6. The method of claim 5, wherein at least two differently trained machine learning models are provided and the method further comprises:
determining a correlation between all of the uncertainties and an average of pointwise distances between a respective predicted trajectory and a corresponding trajectory of the ground truth data for at least two combinations of the at least two trained machine learning models.
7. The method of claim 1, further comprising:
initiating a safety measure in the vehicle based on a result of the estimate of the total uncertainty, the safety measure including: (i) an output of a warning and/or (ii) a manoeuvring of the vehicle according to a defined safety manoeuvre.
8. The method of claim 1, further comprising:
selecting a trajectory with a minimal associated uncertainty; and
initiating a manoeuvring of the vehicle along the selected trajectory.
9. A data processing apparatus configured to determine an uncertainty associated with trajectory predictions of a vehicle, the data processing apparatus configured to:
provide at least one trained machine learning model, the at least one respective machine learning model being trained to predict trajectories based on sensor data and to assign scores reflecting a likelihood of each predicted trajectory;
provide at least two predicted trajectory distributions using respective predictions based on the sensor data by the at least one trained respective machine learning model;
utilize Monte Carlo sampling to estimate an entropy of a respective predicted trajectory distribution to obtain an estimate of an aleatoric uncertainty;
utilize Monte Carlo sampling to estimate an entropy of the at least two predicted trajectory distributions to obtain an estimate of a total uncertainty;
determine an epistemic uncertainty by subtracting the aleatoric uncertainty from the total uncertainty;
provide the determined epistemic uncertainty and the aleatoric uncertainty for the predicted trajectories of the at least one respective machine learning model.

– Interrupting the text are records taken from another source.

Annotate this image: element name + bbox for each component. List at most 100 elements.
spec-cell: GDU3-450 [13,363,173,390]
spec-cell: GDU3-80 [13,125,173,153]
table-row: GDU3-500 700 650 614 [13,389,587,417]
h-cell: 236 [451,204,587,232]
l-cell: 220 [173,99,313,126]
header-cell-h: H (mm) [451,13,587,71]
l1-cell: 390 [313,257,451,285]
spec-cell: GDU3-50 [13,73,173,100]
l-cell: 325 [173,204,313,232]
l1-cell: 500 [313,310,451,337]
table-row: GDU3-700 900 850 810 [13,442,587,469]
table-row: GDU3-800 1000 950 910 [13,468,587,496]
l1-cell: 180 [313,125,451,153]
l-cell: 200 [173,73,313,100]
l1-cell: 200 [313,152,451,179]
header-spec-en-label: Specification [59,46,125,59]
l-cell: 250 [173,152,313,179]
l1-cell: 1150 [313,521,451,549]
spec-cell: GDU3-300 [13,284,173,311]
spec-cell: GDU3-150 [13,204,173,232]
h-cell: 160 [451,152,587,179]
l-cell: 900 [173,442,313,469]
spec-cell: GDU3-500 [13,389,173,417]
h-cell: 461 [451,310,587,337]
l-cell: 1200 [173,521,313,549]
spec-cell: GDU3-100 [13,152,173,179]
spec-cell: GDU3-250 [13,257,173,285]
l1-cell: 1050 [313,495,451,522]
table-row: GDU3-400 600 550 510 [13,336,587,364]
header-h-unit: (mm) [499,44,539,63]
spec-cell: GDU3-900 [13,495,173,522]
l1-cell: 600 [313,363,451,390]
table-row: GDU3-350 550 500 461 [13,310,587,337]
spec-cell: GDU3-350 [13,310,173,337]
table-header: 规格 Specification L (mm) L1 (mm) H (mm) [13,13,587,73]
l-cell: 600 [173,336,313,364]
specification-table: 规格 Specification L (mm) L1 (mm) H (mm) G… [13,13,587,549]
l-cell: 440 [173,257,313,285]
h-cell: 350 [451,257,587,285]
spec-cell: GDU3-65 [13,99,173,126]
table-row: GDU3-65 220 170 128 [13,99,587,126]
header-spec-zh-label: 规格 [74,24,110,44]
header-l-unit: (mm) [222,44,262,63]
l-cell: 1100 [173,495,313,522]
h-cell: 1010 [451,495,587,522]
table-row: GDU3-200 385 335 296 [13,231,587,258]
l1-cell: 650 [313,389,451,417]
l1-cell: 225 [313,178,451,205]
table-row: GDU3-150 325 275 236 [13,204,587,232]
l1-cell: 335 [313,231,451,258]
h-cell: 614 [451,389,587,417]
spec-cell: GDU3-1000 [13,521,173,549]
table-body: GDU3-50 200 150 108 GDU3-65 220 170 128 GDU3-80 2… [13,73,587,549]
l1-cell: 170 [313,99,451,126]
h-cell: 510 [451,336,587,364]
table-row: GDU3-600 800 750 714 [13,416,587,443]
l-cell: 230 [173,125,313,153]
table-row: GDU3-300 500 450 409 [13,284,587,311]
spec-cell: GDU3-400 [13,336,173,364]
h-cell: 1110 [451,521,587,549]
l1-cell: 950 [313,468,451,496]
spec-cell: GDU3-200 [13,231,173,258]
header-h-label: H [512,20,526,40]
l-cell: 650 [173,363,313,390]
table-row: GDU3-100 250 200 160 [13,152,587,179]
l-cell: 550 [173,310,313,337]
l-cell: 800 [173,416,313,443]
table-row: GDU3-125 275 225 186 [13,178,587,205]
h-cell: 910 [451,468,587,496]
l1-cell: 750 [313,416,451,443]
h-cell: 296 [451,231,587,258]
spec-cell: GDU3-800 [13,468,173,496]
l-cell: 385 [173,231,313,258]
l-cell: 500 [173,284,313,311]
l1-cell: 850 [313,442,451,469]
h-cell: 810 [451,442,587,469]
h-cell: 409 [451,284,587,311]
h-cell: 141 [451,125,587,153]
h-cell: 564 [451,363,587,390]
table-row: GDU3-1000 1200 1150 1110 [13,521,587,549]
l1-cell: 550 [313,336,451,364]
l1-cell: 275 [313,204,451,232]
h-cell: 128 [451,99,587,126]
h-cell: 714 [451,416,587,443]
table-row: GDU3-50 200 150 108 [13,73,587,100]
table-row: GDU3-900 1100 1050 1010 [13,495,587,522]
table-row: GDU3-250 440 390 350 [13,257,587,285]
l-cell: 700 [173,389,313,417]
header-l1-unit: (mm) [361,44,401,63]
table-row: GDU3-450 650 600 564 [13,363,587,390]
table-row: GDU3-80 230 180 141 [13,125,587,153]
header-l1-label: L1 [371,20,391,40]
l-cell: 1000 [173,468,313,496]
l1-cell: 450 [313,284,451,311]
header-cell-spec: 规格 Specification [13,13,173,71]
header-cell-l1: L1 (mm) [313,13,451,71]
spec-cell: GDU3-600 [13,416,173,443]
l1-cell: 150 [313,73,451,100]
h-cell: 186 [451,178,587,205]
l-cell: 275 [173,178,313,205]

10. A non-transitory computer-readable storage medium on which is stored instructions for determining an uncertainty associated with trajectory predictions of a vehicle, the instructions, when executed by a computer, causing the computer to perform the following steps:
providing at least one trained machine learning model, the at least one respective machine learning model being trained to predict trajectories based on sensor data and to assign scores reflecting a likelihood of each predicted trajectory;
providing at least two predicted trajectory distributions using respective predictions based on the sensor data by the at least one trained respective machine learning model;
utilizing Monte Carlo sampling to estimate an entropy of a respective predicted trajectory distribution to obtain an estimate of an aleatoric uncertainty;
utilizing Monte Carlo sampling to estimate an entropy of the at least two predicted trajectory distributions to obtain an estimate of a total uncertainty;
determining an epistemic uncertainty by subtracting the aleatoric uncertainty from the total uncertainty;
providing the determined epistemic uncertainty and the aleatoric uncertainty for the predicted trajectories of the at least one respective machine learning model.